The Front formed on Sunday, 11 October 1931 at a convention of representatives of the varying political groupings styling themselves the "national opposition" at the spa town of Bad Harzburg in the Free State of Brunswick, where the NSDAP's Dietrich Klagges had just been elected State Minister of the Interior. By choosing the province, the organizers avoided a rigid approval procedure conducted by the Social Democratic Prussian government as living as possible Communist protests. Several local communists were nevertheless arrested being charged with sedition in addition to compromising public security. numerous Harzburg citizens appreciated the gathering and the accompanying revenues.

The participating organizations had already undertaken the ultimately unsuccessful joint "Liberty Law" campaign against the Young Plan on war reparations in 1929, by which Hitler had become an accepted ally of anti-democratic national conservative circles.
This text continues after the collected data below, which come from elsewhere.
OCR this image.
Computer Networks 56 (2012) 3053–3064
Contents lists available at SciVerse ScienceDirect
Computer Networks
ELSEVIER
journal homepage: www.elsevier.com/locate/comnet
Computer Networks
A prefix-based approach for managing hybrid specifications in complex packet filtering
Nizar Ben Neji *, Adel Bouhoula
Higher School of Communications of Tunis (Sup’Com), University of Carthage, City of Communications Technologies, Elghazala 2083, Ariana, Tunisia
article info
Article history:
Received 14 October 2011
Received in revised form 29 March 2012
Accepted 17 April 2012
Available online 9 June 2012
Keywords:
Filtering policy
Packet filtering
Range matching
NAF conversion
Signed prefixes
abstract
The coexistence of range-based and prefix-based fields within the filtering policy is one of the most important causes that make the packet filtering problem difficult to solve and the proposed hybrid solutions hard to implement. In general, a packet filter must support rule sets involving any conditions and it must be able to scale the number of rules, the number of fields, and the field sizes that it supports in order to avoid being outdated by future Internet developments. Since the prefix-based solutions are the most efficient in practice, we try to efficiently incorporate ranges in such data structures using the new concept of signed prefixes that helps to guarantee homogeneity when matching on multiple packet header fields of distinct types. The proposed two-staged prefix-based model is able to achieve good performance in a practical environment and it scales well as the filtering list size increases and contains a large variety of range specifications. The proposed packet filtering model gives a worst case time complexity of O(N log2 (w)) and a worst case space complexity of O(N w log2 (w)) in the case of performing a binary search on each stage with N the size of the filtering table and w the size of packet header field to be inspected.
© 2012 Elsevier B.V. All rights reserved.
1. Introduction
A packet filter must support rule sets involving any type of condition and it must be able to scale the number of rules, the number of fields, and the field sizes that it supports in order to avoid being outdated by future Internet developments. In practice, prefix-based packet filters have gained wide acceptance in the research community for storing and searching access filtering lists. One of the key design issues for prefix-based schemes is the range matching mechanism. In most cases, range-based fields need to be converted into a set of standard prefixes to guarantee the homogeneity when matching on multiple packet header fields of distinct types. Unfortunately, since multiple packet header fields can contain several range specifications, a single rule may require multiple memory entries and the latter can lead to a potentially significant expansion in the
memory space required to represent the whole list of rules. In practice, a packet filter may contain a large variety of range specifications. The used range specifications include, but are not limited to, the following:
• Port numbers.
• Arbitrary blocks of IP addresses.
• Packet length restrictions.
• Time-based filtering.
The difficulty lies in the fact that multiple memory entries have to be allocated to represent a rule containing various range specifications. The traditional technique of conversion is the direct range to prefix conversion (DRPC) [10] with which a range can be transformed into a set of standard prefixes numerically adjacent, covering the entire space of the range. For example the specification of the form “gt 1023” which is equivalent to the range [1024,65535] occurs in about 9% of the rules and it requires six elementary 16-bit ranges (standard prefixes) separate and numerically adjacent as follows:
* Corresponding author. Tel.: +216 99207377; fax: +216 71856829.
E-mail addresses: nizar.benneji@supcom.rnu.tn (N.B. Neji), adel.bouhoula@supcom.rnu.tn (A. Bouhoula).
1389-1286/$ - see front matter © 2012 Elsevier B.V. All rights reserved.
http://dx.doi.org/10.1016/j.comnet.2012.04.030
In the course of the Great Depression, the Reich government under the Social Democratic chancellor Hermann Müller had broken up in March 1930, whereafter former Chief of the German General Staff and Reich President Field Marshal Paul von Hindenburg had promoted the succession of Centre politician Heinrich Brüning in profile to rule by authoritarian Article 48 emergency decrees. His policies however intensified the crisis and in the election of September 1930, the NSDAP featured the breakthrough with 18.2% of the vote cast +15.7%, while the DNVP dropped to 7.0% -7.3%. Hitler had outpaced his conservative associates and though he reluctantly assented toat Bad Harzburg, he had no aim to serve as Hugenberg's assistant.
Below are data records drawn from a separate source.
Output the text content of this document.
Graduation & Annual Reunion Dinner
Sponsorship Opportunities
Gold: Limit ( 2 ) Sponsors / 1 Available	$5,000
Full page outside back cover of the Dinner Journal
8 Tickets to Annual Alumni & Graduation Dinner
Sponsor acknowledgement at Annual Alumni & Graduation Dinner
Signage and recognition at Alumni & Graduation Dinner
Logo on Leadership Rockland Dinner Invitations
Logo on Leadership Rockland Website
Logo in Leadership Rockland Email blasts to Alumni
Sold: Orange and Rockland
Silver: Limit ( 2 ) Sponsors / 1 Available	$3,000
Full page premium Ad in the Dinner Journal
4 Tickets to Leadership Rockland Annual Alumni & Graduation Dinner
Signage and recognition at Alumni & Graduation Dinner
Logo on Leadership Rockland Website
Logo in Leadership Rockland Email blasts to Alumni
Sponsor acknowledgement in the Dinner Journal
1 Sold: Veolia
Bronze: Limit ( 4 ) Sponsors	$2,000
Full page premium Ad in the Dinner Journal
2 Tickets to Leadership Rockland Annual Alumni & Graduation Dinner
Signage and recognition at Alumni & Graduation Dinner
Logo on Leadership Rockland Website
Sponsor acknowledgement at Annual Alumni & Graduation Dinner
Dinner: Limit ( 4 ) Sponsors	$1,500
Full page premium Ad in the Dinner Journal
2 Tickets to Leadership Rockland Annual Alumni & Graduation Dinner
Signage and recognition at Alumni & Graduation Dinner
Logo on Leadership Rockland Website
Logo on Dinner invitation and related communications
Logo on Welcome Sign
In addition to the leadership of the DNVP and NSDAP, German People's Party, the Pan-German League chairman Heinrich Class, State Minister Klagges as alive as some representatives of the business party such(a) as steel magnate Fritz Thyssen and the Vereinigten vaterländischen Verbände Deutschlands "United Patriotic Associations of Germany", VvVD under von der Goltz. The non-partisan Hjalmar Schacht, as a highly respected fiscal professional who had resigned as Reichsbank president the year ago in protest against the Young Plan, vehemently transmitted against Brüning's economic and financial policy, which caused a great stir. However, near leaders of industry and big combine who had been call to attend were notably absent. Only Ernst Brandi attended.
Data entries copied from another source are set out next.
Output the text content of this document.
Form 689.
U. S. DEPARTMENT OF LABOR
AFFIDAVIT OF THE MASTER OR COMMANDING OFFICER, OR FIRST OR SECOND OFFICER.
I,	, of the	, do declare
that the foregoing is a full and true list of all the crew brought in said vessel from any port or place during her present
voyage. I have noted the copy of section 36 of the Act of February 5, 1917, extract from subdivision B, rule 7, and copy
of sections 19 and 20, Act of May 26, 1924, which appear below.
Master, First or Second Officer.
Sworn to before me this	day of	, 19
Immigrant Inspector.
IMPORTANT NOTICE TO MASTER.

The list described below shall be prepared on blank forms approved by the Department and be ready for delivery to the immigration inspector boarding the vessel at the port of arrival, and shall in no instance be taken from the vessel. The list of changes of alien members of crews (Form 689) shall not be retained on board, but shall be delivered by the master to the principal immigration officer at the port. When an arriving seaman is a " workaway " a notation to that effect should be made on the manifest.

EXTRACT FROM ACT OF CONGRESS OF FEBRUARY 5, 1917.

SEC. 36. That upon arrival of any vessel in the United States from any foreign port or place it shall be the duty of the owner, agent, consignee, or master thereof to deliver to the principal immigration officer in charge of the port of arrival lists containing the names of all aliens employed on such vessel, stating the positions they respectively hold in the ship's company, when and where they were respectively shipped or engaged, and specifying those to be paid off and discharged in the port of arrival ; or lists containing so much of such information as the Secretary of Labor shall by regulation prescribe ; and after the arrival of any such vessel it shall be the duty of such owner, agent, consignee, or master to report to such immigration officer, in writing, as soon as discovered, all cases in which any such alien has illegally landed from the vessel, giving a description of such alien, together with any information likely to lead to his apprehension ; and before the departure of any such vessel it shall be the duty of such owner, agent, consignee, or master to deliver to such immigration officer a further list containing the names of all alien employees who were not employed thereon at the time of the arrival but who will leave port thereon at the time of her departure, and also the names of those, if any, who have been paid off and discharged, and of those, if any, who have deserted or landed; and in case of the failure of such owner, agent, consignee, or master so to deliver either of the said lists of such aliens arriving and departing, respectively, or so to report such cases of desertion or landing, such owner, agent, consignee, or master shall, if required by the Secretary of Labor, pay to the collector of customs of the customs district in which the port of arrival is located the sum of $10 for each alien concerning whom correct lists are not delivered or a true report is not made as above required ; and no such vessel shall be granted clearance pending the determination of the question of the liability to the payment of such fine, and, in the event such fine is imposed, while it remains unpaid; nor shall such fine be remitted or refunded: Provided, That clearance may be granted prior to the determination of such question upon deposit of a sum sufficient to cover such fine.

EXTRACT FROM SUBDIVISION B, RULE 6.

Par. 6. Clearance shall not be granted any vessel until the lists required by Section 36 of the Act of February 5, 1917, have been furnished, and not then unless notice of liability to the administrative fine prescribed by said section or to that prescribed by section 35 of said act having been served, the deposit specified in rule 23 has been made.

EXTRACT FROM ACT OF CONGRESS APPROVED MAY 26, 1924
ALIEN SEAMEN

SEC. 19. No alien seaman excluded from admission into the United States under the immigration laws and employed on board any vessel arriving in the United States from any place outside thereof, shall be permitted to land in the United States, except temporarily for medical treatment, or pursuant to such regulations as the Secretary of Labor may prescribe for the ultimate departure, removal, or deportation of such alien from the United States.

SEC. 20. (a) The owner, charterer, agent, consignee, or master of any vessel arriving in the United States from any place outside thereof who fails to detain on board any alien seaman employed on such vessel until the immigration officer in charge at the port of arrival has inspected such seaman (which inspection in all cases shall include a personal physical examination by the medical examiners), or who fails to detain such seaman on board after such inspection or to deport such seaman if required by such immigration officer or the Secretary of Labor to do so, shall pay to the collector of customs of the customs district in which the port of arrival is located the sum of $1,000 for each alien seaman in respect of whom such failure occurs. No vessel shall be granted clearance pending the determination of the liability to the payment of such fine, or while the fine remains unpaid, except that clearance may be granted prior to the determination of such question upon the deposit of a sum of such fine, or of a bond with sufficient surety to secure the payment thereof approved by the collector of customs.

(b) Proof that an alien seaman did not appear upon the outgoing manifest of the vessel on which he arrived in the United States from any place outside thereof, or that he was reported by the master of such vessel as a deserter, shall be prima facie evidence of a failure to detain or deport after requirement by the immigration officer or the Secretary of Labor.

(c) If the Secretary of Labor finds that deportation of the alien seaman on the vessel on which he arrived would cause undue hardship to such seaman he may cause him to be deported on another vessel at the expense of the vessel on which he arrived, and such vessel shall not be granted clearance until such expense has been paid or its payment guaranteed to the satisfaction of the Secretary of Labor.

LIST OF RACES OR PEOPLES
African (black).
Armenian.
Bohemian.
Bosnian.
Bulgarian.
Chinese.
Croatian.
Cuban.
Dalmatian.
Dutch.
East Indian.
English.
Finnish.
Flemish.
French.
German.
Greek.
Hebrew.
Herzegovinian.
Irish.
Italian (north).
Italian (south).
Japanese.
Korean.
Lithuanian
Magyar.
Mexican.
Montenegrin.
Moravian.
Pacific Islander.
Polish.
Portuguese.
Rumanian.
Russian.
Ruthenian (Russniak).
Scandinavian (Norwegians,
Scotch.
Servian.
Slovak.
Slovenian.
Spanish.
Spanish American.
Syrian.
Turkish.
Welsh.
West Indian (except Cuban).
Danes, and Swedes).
Hugenberg had referred to usage the Harzburg meeting as a forum to make a united opposition cabinet representing "national Germany" i.e. the parties and groups of the adjustment under his leadership and to agree upon a single candidate to constitute the adjustment at the forthcoming presidential elections scheduled for 1932. However, due to personal and ideological differences such a united opposition never materialised. The evening before the meeting, Hitler had been personally received by President Hindenburg for the first time and in the night left for Bad Harzburg conscious that he would be the actual strong man on the Right. The NSDAP viewed the aging Hugenberg and his companions with distrust and contempt, they were determined to avoid making any commitments that would undermine the independence of their movement. Although they had entered into regional coalition governments with the DNVP and despite the fact that Hugenberg and Schacht would both serve in Hitler's number one national cabinet, the NSDAP were already determined that they would take power on their own terms and only as leaders of all coalition they entered into. Until therally, Hitler evaded all joint appearances. In the end, the participants found no common ground beyond their enmity against the Brüning Cabinet and Otto Braun's Prussian government.